De rechtbank Maastricht verklaarde het beroep van appellanten tegen het besluit van het Dagelijks Bestuur ongegrond. Appellanten gingen in hoger beroep, waarbij zij betwistten dat er sprake was van een gezamenlijke huishouding. De Centrale Raad van Beroep bevestigde echter het oordeel van de rechtbank, waarbij de Raad de onderzoeksbevindingen en de verklaringen van appellanten en getuigen als toereikend beschouwde. De Raad oordeelde dat aan de criteria voor een gezamenlijke huishouding, zoals neergelegd in de WWB, was voldaan. De Raad hechtte bijzondere betekenis aan de verklaringen van appellanten, die bevestigden dat zij in feite samenwoonden en elkaar verzorgden. De uitspraak van de rechtbank werd bevestigd, en er werd geen veroordeling in proceskosten uitgesproken.

Uitspraak

11/467 WWB
11/468 WWB
Centrale Raad van Beroep
Meervoudige kamer
U I T S P R A A K
op het hoger beroep van:
[appellante] (hierna: appellante) en [appellant] (hierna: appellant), beiden wonende te [woonplaats],
tegen de uitspraak van de rechtbank Maastricht van 8 december 2010, 09/2137 (hierna: aangevallen uitspraak),
in het geding tussen:
appellanten
en
het dagelijks bestuur van de Intergemeentelijke Sociale Dienst Brunssum Onderbanken Landgraaf (hierna: Dagelijks Bestuur)
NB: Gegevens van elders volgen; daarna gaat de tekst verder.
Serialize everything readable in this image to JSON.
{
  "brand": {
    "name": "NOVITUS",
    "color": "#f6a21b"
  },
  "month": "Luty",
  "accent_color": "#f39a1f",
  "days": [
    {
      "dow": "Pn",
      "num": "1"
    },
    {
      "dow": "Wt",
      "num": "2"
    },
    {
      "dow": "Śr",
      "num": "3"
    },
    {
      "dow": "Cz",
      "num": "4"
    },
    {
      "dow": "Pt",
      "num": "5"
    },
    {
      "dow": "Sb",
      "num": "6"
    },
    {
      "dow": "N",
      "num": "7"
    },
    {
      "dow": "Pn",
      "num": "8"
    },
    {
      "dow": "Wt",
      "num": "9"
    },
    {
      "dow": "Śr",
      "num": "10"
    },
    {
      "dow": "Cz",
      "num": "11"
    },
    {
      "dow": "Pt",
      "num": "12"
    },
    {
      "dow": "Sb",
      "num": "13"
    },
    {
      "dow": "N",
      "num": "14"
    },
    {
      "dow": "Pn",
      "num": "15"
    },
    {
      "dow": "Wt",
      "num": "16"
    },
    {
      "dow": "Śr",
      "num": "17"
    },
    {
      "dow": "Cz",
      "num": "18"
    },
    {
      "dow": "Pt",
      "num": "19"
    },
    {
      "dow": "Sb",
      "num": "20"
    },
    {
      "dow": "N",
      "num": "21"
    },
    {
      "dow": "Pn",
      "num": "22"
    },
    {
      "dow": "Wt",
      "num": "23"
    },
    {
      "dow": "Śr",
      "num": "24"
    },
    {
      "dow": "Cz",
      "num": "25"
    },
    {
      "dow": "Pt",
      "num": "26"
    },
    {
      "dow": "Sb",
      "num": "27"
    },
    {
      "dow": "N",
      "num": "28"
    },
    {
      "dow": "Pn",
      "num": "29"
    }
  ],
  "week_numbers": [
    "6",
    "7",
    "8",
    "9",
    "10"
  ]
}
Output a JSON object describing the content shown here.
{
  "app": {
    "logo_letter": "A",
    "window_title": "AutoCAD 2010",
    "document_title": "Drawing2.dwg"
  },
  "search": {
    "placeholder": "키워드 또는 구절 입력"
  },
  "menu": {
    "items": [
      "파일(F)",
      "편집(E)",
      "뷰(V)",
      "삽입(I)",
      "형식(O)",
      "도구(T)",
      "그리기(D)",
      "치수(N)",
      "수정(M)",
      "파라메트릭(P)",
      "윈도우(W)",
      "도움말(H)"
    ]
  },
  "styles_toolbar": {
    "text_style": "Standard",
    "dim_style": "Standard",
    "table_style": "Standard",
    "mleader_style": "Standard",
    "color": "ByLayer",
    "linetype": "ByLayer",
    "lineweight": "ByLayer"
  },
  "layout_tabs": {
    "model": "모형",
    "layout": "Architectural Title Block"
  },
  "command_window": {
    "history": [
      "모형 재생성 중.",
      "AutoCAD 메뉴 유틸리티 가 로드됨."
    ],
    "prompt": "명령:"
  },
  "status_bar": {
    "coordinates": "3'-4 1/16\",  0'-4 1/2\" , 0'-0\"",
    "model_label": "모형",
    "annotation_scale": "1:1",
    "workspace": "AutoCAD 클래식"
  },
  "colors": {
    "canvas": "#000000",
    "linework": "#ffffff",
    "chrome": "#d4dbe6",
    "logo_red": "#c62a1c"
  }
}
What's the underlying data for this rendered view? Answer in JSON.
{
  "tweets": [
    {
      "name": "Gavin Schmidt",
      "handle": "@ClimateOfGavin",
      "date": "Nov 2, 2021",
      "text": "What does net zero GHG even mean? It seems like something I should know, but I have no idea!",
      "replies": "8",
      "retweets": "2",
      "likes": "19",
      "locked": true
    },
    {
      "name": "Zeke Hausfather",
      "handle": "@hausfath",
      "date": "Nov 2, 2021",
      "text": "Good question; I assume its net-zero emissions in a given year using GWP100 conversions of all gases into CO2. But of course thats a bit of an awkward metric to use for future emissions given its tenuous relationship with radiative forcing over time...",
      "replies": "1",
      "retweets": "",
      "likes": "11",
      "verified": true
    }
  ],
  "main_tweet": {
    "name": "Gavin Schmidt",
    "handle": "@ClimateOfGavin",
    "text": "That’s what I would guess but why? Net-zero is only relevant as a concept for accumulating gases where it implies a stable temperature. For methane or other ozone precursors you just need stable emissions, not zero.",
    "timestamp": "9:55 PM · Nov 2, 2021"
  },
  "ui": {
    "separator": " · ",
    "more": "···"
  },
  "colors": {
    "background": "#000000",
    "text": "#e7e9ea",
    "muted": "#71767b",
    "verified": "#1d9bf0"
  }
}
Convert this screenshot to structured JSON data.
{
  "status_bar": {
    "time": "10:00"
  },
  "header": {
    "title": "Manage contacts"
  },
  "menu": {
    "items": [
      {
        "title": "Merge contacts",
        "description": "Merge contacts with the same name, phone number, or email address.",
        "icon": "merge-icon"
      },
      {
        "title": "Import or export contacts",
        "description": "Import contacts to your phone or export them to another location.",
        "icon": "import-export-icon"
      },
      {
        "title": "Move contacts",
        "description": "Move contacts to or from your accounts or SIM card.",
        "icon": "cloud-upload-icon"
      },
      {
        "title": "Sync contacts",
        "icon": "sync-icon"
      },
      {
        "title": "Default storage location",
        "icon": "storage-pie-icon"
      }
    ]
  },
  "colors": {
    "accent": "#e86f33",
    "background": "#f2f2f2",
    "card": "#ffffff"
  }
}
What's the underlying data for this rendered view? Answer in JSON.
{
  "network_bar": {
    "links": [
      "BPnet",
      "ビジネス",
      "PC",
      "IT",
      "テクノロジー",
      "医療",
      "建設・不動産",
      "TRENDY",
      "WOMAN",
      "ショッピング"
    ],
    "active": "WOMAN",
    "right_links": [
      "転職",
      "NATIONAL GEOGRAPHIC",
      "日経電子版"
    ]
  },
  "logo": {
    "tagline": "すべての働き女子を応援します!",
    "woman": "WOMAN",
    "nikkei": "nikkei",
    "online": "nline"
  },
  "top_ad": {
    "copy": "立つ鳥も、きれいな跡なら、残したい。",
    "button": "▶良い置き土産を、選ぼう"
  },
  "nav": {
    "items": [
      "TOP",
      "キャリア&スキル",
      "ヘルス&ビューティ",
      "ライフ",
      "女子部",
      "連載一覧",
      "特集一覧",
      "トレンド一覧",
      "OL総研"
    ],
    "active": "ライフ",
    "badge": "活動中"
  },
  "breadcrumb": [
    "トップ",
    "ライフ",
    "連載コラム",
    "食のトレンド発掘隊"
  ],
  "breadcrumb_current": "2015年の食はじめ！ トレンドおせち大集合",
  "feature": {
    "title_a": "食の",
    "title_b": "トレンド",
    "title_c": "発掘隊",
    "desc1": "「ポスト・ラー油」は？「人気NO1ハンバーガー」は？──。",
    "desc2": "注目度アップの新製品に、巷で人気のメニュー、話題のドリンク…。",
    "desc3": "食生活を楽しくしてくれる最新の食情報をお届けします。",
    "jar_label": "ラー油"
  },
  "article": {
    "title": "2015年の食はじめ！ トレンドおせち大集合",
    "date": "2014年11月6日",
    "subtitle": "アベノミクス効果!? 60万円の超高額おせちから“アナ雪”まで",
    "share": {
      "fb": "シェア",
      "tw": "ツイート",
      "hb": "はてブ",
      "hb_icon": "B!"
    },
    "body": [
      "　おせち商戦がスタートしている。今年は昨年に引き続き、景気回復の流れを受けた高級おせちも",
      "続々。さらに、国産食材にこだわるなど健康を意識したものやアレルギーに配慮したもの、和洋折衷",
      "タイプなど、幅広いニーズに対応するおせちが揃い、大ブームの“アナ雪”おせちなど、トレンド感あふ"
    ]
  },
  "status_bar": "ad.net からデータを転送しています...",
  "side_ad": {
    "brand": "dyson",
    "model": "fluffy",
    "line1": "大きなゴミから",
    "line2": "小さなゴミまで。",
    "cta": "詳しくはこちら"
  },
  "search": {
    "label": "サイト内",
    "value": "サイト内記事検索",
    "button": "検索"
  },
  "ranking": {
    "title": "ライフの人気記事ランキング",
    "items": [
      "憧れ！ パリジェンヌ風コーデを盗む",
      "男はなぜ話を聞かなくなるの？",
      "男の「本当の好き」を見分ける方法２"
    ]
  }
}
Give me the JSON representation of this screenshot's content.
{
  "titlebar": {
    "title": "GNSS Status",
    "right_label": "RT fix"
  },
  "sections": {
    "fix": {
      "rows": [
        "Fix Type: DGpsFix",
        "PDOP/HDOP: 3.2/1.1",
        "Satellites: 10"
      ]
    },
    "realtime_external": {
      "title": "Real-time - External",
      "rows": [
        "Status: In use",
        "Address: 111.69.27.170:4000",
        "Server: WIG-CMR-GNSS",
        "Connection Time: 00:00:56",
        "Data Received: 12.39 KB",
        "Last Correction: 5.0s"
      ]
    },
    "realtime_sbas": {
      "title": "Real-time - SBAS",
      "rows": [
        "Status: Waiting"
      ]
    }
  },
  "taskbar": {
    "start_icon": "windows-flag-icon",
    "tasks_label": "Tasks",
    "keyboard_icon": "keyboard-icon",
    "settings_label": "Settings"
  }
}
Datum uitspraak: 17 januari 2012
I. PROCESVERLOOP
Namens appellanten heeft mr. L.C.A. Diederen, advocaat te Landgraaf, hoger beroep ingesteld.
Het Dagelijks Bestuur heeft een verweerschrift ingediend.
Het onderzoek ter zitting heeft plaatsgevonden op 6 december 2011. Appellanten zijn verschenen, bijgestaan door mr. Diederen. Het Dagelijks Bestuur heeft zich laten vertegenwoordigen door mr. A.M.M. Maayen, werkzaam bij de Intergemeentelijke Sociale Dienst Brunssum Onderbanken Landgraaf (hierna: ISD BOL).
II. OVERWEGINGEN
1. De Raad gaat uit van de volgende in dit geding van belang zijnde feiten en omstandigheden.
1.1. Appellante ontving vanaf 27 juli 2001 bijstand, laatstelijk ingevolge de Wet werk en bijstand (WWB) naar de norm voor een alleenstaande. Met ingang van 13 mei 2008 is de bijstand van appellante beëindigd wegens werkaanvaarding.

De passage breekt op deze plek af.